Of the complex cataracts (32 subluxated cataracts, 3 traumatic cataracts), 3 cases were converted to extracapsular extraction. Nucleus disassembly was complete in 95.2% of cases (1040/1092, excluding 10 cases without fragmentation and 3 cases converted to extracapsular extraction). Difficulty in aspiration of cortical material was encountered in 5.5% (61/1102) owing to cortical adhesion to the lasered lens capsule edge. These adhesions, seen as a whitened rim around the capsulotomy, were encountered less frequently when the capsulotomy energy was reduced.
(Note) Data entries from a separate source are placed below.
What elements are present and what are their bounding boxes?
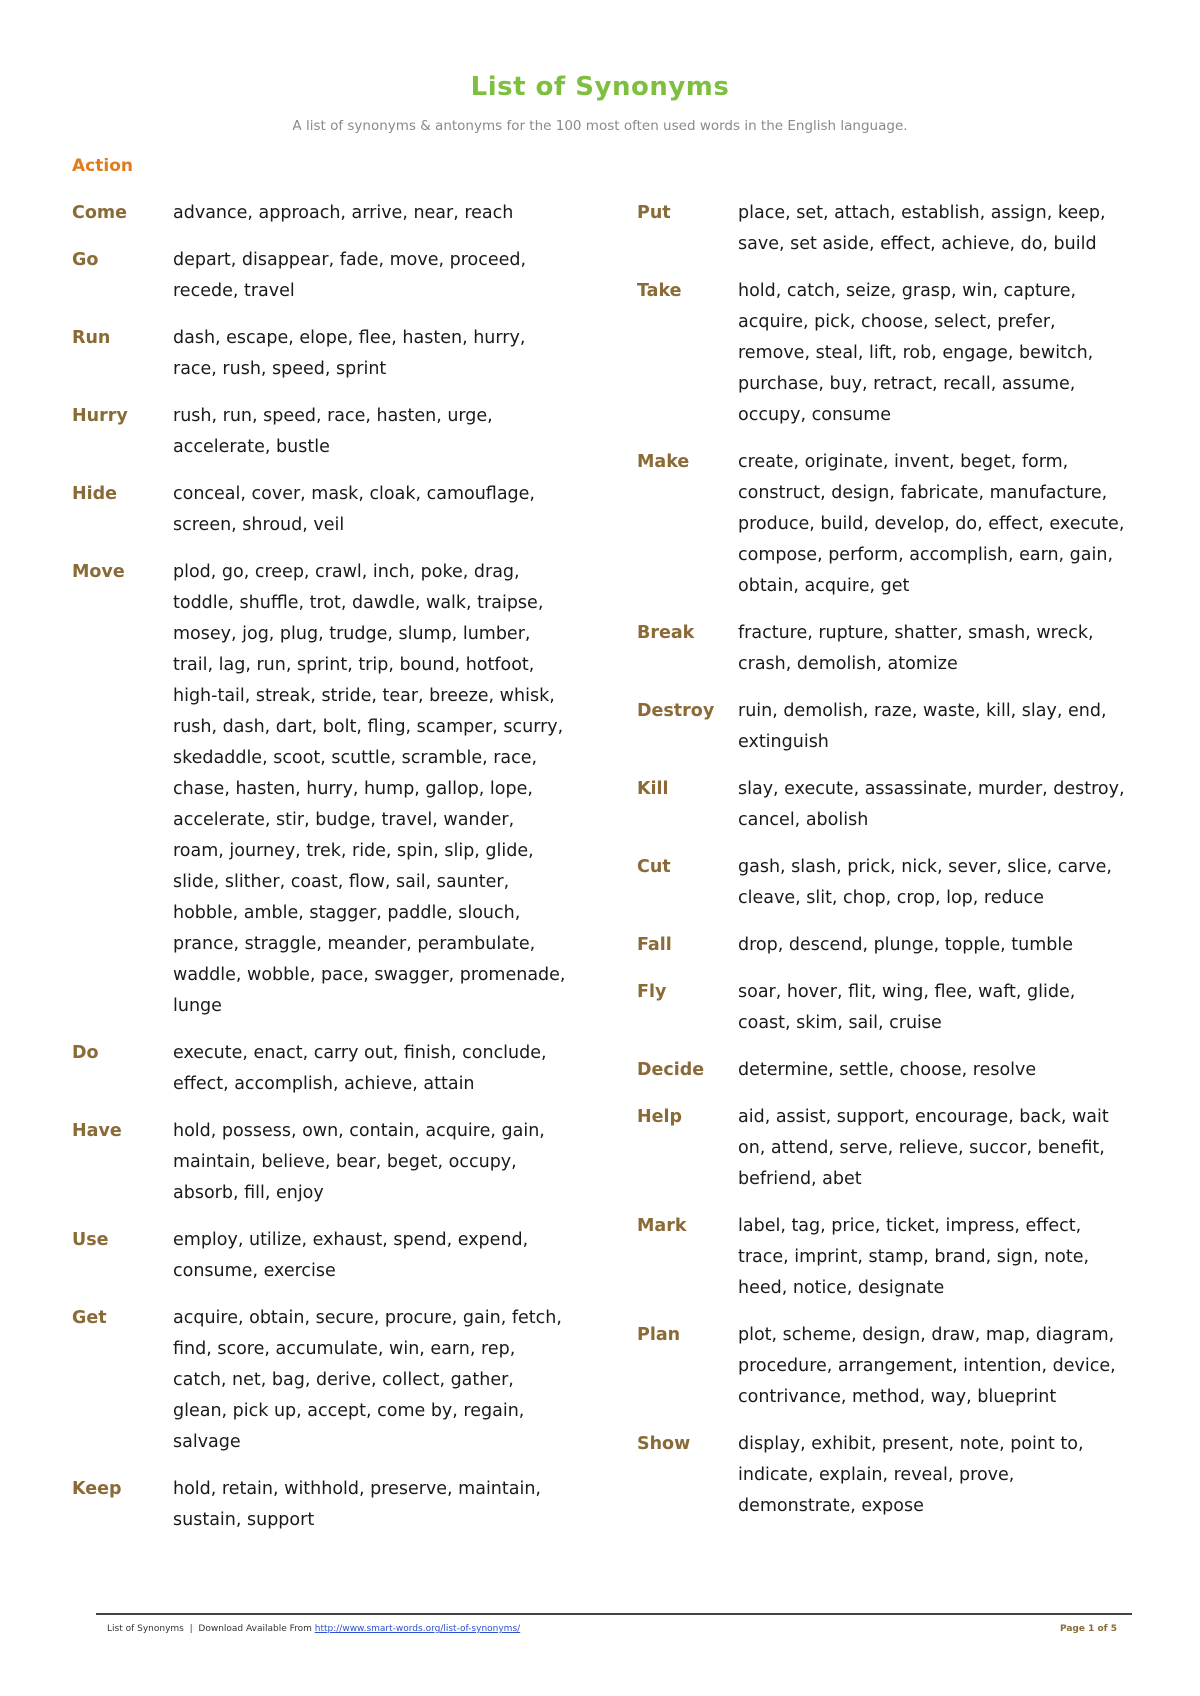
footer-left [107,1624,520,1634]
synonyms: employ, utilize, exhaust, spend, expend, consume, exercise [173,1230,529,1281]
entry [72,1474,572,1536]
entry [637,930,1137,961]
headword: Come [72,203,127,223]
entry [637,1102,1137,1195]
synonyms: place, set, attach, establish, assign, keep, save, set aside, effect, achieve, do, build [738,203,1106,254]
synonyms: advance, approach, arrive, near, reach [173,203,514,223]
entry [72,479,572,541]
entry [637,1320,1137,1413]
page-subtitle: A list of synonyms & antonyms for the 100 most often used words in the English language. [292,118,908,134]
synonyms: display, exhibit, present, note, point to, indicate, explain, reveal, prove, demonstrate, expose [738,1434,1084,1516]
synonyms: create, originate, invent, beget, form, construct, design, fabricate, manufacture, produce, build, develop, do, effect, execute, compose, perform, accomplish, earn, gain, obtain, acquire, get [738,452,1125,596]
entry [72,1225,572,1287]
entry [72,1038,572,1100]
headword: Have [72,1121,122,1141]
headword: Cut [637,857,671,877]
headword: Get [72,1308,107,1328]
left-column [72,198,572,1536]
entry [72,557,572,1022]
synonyms: acquire, obtain, secure, procure, gain, fetch, find, score, accumulate, win, earn, rep, catch, net, bag, derive, collect, gather, glean, pick up, accept, come by, regain, salvage [173,1308,562,1452]
page-footer [107,1624,1117,1634]
synonyms: determine, settle, choose, resolve [738,1060,1037,1080]
entry [637,447,1137,602]
synonyms: slay, execute, assassinate, murder, destroy, cancel, abolish [738,779,1125,830]
entry [72,1303,572,1458]
entry [637,1055,1137,1086]
headword: Take [637,281,682,301]
entry [72,198,572,229]
section-heading: Action [72,156,133,176]
synonyms: hold, catch, seize, grasp, win, capture, acquire, pick, choose, select, prefer, remove, steal, lift, rob, engage, bewitch, purchase, buy, retract, recall, assume, occupy, consume [738,281,1094,425]
headword: Help [637,1107,683,1127]
entry [637,977,1137,1039]
headword: Break [637,623,695,643]
page-number: Page 1 of 5 [1060,1624,1117,1634]
headword: Run [72,328,111,348]
headword: Make [637,452,690,472]
footer-separator: | [189,1624,193,1634]
entry [72,1116,572,1209]
footer-download-text: Download Available From [198,1624,312,1634]
headword: Keep [72,1479,122,1499]
synonyms: conceal, cover, mask, cloak, camouflage, screen, shroud, veil [173,484,535,535]
synonyms: execute, enact, carry out, finish, conclude, effect, accomplish, achieve, attain [173,1043,547,1094]
headword: Go [72,250,99,270]
headword: Fall [637,935,672,955]
headword: Put [637,203,671,223]
headword: Fly [637,982,667,1002]
headword: Do [72,1043,99,1063]
footer-divider [96,1613,1132,1615]
entry [637,618,1137,680]
synonyms: plod, go, creep, crawl, inch, poke, drag, toddle, shuffle, trot, dawdle, walk, traipse, mosey, jog, plug, trudge, slump, lumber, trail, lag, run, sprint, trip, bound, hotfoot, high-tail, streak, stride, tear, breeze, whisk, rush, dash, dart, bolt, fling, scamper, scurry, skedaddle, scoot, scuttle, scramble, race, chase, hasten, hurry, hump, gallop, lope, accelerate, stir, budge, travel, wander, roam, journey, trek, ride, spin, slip, glide, slide, slither, coast, flow, sail, saunter, hobble, amble, stagger, paddle, slouch, prance, straggle, meander, perambulate, waddle, wobble, pace, swagger, promenade, lunge [173,562,566,1016]
headword: Destroy [637,701,715,721]
synonyms: aid, assist, support, encourage, back, wait on, attend, serve, relieve, succor, benefit, befriend, abet [738,1107,1109,1189]
headword: Move [72,562,125,582]
headword: Plan [637,1325,681,1345]
headword: Use [72,1230,109,1250]
headword: Mark [637,1216,687,1236]
entry [637,774,1137,836]
entry [637,1211,1137,1304]
synonyms: ruin, demolish, raze, waste, kill, slay, end, extinguish [738,701,1107,752]
headword: Hide [72,484,118,504]
right-column [637,198,1137,1522]
synonyms: gash, slash, prick, nick, sever, slice, carve, cleave, slit, chop, crop, lop, reduce [738,857,1112,908]
entry [637,852,1137,914]
entry [637,198,1137,260]
headword: Hurry [72,406,128,426]
entry [72,245,572,307]
footer-doc-name: List of Synonyms [107,1624,184,1634]
synonyms: fracture, rupture, shatter, smash, wreck, crash, demolish, atomize [738,623,1094,674]
footer-source-link[interactable]: http://www.smart-words.org/list-of-synonyms/ [314,1624,521,1634]
synonyms: depart, disappear, fade, move, proceed, recede, travel [173,250,527,301]
synonyms: hold, retain, withhold, preserve, maintain, sustain, support [173,1479,541,1530]
synonyms: rush, run, speed, race, hasten, urge, accelerate, bustle [173,406,493,457]
synonyms: plot, scheme, design, draw, map, diagram, procedure, arrangement, intention, device, contrivance, method, way, blueprint [738,1325,1116,1407]
headword: Decide [637,1060,705,1080]
synonyms: drop, descend, plunge, topple, tumble [738,935,1073,955]
synonyms: label, tag, price, ticket, impress, effect, trace, imprint, stamp, brand, sign, note, heed, notice, designate [738,1216,1090,1298]
entry [637,696,1137,758]
headword: Show [637,1434,691,1454]
synonyms: hold, possess, own, contain, acquire, gain, maintain, believe, bear, beget, occupy, absorb, fill, enjoy [173,1121,545,1203]
synonyms: dash, escape, elope, flee, hasten, hurry, race, rush, speed, sprint [173,328,526,379]
headword: Kill [637,779,669,799]
entry [72,401,572,463]
page-title: List of Synonyms [470,72,730,102]
entry [637,1429,1137,1522]
synonyms: soar, hover, flit, wing, flee, waft, glide, coast, skim, sail, cruise [738,982,1076,1033]
entry [72,323,572,385]
entry [637,276,1137,431]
Laser Cataract Surgery vs Controls
Results of 2 surgeons (S.P.C., S.E.T.) were analyzed. There were initially 995 laser cataract cases with 520 controls identified from the random sampling of the preceding 2 years. We further excluded white and brunescent cataracts (cases = 74, controls = 15); subluxated cataracts (cases = 32, controls = 8); post–refractive surgery (cases = 27, controls = 5); traumatic cataracts (cases = 3, controls = 2); eyes with significant glaucoma, cornea, or retinal pathology (cases = 27, controls = 29); and loss to follow-up (cases = 3, controls = 10). Patients with dry eyes who had been pretreated and had no corneal epitheliopathy were included.
Visual outcomes were based on 794 laser cataract cases and 420 controls, after sequentially removing outliers (preoperative cylinder >1.5 D for nontoric monofocal IOL: cases = 14, controls = 16; axial length <22.0 mm and >30.5 mm: cases = 20, controls = 14). The following IOL types were recorded: toric (monofocal and multifocal): cases = 313, controls = 179; nontoric: (monofocal and multifocal: cases = 481, controls = 241). There was no significant difference (Pearson χ 2 test, P = .28).
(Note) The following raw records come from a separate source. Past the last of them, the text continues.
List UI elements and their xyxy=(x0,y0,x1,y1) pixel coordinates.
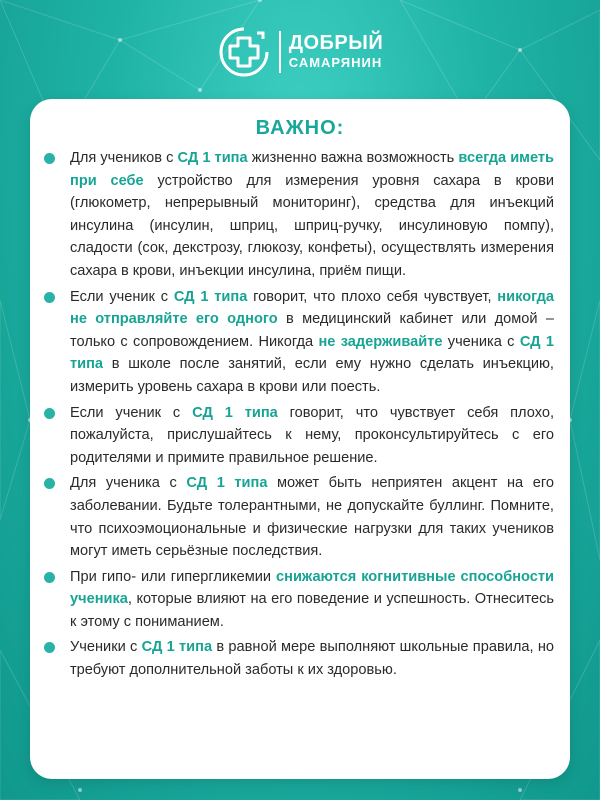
bullet-icon xyxy=(44,292,55,303)
highlighted-text: СД 1 типа xyxy=(141,639,213,656)
list-item xyxy=(44,636,554,681)
highlighted-text: СД 1 типа xyxy=(173,288,248,305)
item-text: Если ученик с xyxy=(70,404,193,421)
brand-name xyxy=(289,32,383,72)
item-text: говорит, что чувствует себя плохо, пожалуйста, прислушайтесь к нему, проконсультируйтесь с его родителями и примите правильное решение. xyxy=(70,404,554,466)
list-item xyxy=(44,566,554,634)
highlighted-text: СД 1 типа xyxy=(70,333,555,373)
bullet-icon xyxy=(44,153,55,164)
highlighted-text: СД 1 типа xyxy=(186,475,268,492)
item-text: Для учеников с xyxy=(70,150,178,166)
item-text: может быть неприятен акцент на его заболевании. Будьте толерантными, не допускайте буллинг. Помните, что психоэмоциональные и физические нагрузки для таких учеников могут иметь серьёзные последствия. xyxy=(70,475,554,560)
item-text: При гипо- или гипергликемии xyxy=(70,568,277,585)
item-text: говорит, что плохо себя чувствует, xyxy=(247,288,498,305)
info-card xyxy=(30,99,570,779)
item-text: устройство для измерения уровня сахара в крови (глюкометр, непрерывный мониторинг), средства для инъекций инсулина (инсулин, шприц, шприц-ручку, инсулиновую помпу), сладости (сок, декстрозу, глюкозу, конфеты), осуществлять измерения сахара в крови, инъекции инсулина, приём пищи. xyxy=(70,172,555,279)
highlighted-text: СД 1 типа xyxy=(192,404,278,421)
item-text: Для ученика с xyxy=(70,475,187,492)
list-item xyxy=(44,402,554,470)
brand-line1: ДОБРЫЙ xyxy=(288,32,384,54)
item-text: Ученики с xyxy=(70,639,142,656)
item-text: в школе после занятий, если ему нужно сделать инъекцию, измерить уровень сахара в крови или поесть. xyxy=(70,356,554,395)
logo-divider xyxy=(279,31,281,73)
item-text: Если ученик с xyxy=(70,288,174,305)
highlighted-text: всегда иметь при себе xyxy=(70,150,554,189)
highlighted-text: никогда не отправляйте его одного xyxy=(70,288,555,328)
highlighted-text: снижаются когнитивные способности ученика xyxy=(70,568,554,608)
medical-cross-icon xyxy=(217,25,271,79)
list-item xyxy=(44,472,554,562)
info-list xyxy=(44,147,554,685)
bullet-icon xyxy=(44,408,55,419)
item-text: ученика с xyxy=(442,333,520,350)
item-text: жизненно важна возможность xyxy=(247,150,459,166)
highlighted-text: СД 1 типа xyxy=(177,150,248,166)
list-item xyxy=(44,286,554,399)
list-item xyxy=(44,147,554,283)
item-text: в медицинский кабинет или домой – только с сопровождением. Никогда xyxy=(70,311,555,350)
bullet-icon xyxy=(44,572,55,583)
card-title: ВАЖНО: xyxy=(255,117,345,139)
highlighted-text: не задерживайте xyxy=(318,333,443,350)
item-text: , которые влияют на его поведение и успешность. Отнеситесь к этому с пониманием. xyxy=(70,591,554,630)
bullet-icon xyxy=(44,642,55,653)
brand-line2: САМАРЯНИН xyxy=(288,55,383,70)
bullet-icon xyxy=(44,478,55,489)
item-text: в равной мере выполняют школьные правила, но требуют дополнительной заботы к их здоровью. xyxy=(70,639,554,679)
header xyxy=(0,22,600,82)
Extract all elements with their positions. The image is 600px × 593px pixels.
Mean age of patients was 64.5 ± 9.86 years vs controls 65.5 ± 9.39 years (Mann-Whitney U test, P = .047). Distribution of axial length (22.0–30.5 mm) of cases (24.76 ± 1.74 [22.03–30.50]) mm and controls (24.56 ± 1.67 [22.07–30.16] mm) was not different between these 2 groups (Mann-Whitney U test, P = .104). The preoperative astigmatism for laser cataract surgery cases was −0.57 ± 0.27 (−1.50 to 0.00) D and for the controls was −0.60 ± 0.31 (−1.50 to −0.11) D. There was no significant difference between the 2 groups (Mann-Whitney U , P = .416).
Visual Outcome Analysis and Comparison Between Laser Cataract Surgery and Controls
Mean logMAR UAVA for laser cataract cases (n = 637) was 0.11 ± 0.12, statistically better than that of controls (n = 358), which was 0.14 ± 0.12 (independent samples t test, P = .001). There was no difference in the mean logMAR BCVA (cases 0.03 ± 0.07 vs controls 0.04 ± 0.07; Pearson χ 2 test, P = .21).
UAVA analysis was performed for cases with target ±0.5 D (cases = 637, controls = 358). The %UAVA of 20/25 or better was significantly higher in laser cataract cases (cases = 68.9%, controls = 56.4%; Pearson χ 2 test, P < .0001). No significant difference occurred if UAVA was compared at the less stringent benchmark of 20/32 ( Table 2 ).